Outraged Greek heritage experts are sorting through a pile of rubble that was once the most celebrated sculpture of the ancient world. “Perfidious Albion is just a bad loser again”, said Ministry of Culture historian Yiannis Toskas today. “Sending the priceless friezes back via Basingstoke Global Delivery Solutions was just pure spite – even here in Athens we know that crowd couldn’t deliver a pizza into the next street without destroying it”.

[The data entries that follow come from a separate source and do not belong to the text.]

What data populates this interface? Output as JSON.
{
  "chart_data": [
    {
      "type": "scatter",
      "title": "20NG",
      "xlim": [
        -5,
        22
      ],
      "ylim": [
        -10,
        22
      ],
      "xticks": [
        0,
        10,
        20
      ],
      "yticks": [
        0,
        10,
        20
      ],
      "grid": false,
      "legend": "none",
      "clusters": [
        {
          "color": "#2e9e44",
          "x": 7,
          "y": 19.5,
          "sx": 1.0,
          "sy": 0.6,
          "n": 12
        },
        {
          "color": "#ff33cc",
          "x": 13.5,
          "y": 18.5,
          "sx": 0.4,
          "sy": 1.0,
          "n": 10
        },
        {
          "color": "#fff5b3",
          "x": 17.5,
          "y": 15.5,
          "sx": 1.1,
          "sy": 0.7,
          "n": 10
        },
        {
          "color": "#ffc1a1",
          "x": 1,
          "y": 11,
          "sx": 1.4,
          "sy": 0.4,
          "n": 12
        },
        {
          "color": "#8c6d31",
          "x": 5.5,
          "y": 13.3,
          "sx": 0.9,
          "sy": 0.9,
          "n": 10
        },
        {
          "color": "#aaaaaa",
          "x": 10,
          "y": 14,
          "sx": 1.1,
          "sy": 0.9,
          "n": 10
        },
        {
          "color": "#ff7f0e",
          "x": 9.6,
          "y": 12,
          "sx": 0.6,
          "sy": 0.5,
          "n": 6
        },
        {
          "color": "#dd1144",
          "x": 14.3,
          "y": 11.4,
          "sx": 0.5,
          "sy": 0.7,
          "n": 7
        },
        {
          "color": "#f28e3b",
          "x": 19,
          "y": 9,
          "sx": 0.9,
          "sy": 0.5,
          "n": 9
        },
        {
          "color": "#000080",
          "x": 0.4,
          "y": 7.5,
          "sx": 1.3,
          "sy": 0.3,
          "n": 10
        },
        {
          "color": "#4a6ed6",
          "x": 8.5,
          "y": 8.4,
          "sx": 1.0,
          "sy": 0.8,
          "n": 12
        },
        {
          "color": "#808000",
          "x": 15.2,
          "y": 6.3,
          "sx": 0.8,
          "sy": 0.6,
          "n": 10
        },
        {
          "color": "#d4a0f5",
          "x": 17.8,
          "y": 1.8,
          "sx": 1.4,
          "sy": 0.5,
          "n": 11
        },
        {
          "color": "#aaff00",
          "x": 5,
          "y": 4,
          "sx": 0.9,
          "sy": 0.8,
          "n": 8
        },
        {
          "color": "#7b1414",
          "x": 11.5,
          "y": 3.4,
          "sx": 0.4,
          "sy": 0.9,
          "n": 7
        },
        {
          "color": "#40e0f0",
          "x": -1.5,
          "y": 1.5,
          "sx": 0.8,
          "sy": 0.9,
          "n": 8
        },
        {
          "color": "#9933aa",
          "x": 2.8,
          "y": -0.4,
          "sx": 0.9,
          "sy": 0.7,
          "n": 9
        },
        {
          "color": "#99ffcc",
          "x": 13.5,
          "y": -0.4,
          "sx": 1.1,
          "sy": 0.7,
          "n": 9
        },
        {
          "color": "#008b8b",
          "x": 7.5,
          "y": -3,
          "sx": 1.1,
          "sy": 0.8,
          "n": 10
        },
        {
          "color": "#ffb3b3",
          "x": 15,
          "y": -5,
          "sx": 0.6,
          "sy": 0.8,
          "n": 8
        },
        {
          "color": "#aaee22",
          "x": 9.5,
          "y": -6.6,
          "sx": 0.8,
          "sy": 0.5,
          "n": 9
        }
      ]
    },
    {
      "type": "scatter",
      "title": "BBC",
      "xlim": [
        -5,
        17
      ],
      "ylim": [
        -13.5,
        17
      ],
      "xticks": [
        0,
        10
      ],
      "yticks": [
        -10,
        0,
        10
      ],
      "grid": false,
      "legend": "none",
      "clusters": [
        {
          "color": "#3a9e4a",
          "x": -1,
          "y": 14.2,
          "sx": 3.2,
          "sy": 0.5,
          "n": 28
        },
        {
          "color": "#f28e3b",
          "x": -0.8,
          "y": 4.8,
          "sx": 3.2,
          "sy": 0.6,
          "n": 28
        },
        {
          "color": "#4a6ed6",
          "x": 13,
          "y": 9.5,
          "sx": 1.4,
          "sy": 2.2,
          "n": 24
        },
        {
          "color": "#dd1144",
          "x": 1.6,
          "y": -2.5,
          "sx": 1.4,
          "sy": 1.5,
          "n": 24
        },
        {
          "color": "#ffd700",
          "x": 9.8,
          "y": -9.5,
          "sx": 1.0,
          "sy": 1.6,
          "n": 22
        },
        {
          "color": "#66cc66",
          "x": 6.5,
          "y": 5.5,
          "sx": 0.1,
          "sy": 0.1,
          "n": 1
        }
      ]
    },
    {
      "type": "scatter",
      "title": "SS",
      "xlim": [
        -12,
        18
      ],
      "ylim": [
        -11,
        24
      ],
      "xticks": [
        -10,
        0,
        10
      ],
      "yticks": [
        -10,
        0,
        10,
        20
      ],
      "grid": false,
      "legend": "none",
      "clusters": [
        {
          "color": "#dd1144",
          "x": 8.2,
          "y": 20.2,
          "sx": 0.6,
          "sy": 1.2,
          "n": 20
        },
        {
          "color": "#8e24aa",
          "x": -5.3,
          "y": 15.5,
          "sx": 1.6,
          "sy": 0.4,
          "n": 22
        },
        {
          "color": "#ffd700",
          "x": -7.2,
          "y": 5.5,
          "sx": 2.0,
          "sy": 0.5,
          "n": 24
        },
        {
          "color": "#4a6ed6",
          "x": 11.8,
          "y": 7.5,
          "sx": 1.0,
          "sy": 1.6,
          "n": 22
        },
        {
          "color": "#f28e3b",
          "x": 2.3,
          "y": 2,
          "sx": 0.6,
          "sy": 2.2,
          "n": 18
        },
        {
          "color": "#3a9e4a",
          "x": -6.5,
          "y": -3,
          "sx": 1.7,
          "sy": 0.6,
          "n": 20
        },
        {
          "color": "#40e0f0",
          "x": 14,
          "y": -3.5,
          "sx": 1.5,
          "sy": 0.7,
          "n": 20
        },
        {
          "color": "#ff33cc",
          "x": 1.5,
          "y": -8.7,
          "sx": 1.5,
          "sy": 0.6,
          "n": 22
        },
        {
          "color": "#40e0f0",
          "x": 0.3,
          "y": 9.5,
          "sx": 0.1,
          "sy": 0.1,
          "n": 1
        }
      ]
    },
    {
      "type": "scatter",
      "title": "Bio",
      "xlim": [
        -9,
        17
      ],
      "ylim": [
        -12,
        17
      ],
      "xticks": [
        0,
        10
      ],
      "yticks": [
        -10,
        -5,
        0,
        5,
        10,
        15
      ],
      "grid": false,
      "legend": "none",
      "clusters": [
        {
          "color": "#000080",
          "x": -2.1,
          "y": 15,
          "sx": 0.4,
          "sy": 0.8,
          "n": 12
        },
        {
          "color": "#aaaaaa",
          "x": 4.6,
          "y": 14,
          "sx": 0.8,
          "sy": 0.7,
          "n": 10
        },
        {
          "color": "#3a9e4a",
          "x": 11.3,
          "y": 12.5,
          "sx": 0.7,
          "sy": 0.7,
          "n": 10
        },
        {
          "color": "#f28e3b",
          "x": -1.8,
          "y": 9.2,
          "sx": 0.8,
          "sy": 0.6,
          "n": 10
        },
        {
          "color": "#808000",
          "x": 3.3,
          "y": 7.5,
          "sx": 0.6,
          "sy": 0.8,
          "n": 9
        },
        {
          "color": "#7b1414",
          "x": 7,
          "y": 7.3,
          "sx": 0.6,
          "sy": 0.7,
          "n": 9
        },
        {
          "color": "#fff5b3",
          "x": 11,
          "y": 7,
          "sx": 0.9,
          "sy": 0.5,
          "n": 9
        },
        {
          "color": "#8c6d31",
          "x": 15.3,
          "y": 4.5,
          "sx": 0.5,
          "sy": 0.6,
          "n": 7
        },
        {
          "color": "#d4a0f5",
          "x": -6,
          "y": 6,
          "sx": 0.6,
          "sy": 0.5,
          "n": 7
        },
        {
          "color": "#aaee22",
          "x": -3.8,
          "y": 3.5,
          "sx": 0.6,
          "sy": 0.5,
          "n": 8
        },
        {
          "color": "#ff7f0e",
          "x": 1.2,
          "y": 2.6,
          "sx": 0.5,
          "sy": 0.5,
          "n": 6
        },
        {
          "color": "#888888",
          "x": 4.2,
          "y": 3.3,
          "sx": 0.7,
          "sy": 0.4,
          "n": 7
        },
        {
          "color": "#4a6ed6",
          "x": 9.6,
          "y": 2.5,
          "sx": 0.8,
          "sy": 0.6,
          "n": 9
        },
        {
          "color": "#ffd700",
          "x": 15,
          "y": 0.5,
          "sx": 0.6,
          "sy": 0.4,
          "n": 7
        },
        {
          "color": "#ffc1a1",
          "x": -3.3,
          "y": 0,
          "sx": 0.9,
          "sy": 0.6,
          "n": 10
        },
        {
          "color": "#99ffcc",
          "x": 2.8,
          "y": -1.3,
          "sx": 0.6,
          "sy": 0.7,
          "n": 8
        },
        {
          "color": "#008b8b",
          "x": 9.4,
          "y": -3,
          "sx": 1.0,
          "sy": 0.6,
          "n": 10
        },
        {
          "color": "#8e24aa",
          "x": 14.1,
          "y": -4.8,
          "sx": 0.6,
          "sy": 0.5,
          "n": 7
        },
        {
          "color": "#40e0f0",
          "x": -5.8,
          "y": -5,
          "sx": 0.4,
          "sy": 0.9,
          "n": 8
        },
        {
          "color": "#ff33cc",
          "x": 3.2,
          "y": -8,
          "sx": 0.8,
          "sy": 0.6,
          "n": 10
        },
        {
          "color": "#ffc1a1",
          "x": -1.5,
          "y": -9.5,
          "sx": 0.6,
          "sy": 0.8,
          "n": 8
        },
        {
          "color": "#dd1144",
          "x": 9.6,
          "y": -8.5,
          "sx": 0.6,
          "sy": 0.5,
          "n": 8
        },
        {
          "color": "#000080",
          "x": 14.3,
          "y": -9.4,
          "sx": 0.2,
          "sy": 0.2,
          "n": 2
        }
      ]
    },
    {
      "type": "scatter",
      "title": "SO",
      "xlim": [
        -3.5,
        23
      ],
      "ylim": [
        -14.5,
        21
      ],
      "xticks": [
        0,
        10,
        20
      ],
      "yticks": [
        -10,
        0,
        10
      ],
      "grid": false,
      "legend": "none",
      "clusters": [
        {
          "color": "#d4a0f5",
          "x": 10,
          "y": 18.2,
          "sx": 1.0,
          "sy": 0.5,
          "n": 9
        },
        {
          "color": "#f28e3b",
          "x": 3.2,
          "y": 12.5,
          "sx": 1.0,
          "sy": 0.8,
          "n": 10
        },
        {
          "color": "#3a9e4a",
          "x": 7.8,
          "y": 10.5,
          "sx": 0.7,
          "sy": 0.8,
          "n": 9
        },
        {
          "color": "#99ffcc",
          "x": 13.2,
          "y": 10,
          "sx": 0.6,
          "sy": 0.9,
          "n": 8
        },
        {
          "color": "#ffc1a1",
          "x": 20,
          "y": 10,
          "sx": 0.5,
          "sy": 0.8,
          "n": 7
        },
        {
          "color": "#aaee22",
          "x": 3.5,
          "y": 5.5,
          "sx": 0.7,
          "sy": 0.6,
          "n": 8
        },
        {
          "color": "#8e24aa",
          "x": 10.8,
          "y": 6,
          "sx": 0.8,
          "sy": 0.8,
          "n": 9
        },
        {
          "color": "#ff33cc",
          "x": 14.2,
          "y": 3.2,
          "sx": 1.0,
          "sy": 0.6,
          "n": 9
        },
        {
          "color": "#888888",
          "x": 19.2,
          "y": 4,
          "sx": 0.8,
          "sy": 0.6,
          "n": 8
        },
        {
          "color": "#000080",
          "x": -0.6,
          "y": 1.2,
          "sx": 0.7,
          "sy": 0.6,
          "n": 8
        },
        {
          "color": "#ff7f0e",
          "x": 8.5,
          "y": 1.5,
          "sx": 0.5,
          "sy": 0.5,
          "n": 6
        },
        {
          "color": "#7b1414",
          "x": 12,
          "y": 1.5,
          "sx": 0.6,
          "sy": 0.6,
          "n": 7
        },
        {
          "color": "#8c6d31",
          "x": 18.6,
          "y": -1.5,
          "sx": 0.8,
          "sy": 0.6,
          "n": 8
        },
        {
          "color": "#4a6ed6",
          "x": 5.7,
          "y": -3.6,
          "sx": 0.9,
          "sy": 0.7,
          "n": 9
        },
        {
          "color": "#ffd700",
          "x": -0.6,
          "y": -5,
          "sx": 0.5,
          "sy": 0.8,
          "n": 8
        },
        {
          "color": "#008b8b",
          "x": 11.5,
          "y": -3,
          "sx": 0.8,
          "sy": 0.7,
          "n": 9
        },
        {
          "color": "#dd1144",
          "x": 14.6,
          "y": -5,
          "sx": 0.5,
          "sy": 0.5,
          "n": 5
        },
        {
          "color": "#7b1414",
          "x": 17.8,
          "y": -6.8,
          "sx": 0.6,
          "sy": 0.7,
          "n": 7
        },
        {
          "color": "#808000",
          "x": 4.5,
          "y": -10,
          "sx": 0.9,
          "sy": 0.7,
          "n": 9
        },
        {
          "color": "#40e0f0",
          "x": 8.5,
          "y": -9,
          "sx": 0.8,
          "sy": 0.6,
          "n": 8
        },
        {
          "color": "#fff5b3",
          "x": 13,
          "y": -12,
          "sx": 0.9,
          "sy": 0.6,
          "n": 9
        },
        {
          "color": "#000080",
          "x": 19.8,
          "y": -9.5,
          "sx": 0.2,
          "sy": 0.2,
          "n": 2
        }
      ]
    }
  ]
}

The delivery driver was caught on CCTV pulling up outside the Parthenon and tossing the parcels out of the back of his Ford Transit, after which they rolled a hundred yards down the hill from the famous landmark. He then urinated against one of the famous Doric columns before driving away.
However, in a surprise twist, Basingstoke Global Delivery Solutions has revealed that the “Elgin Marbles” sent to Greece were actually a set of Eurovision-themed garden gnomes meant for Mrs Edith Thrippington, 74, of Tunbridge Wells. “Unfortunately”, explained a company spokesman, “Mrs Thrippington now has the Elgin marbles, and she insists on holding on to them”. Quite a few of the neighbours have complimented her on her new garden decorations, and have started a campaign to keep them in Tunbridge Wells. “This could take another 200 years to sort out”, he sighed.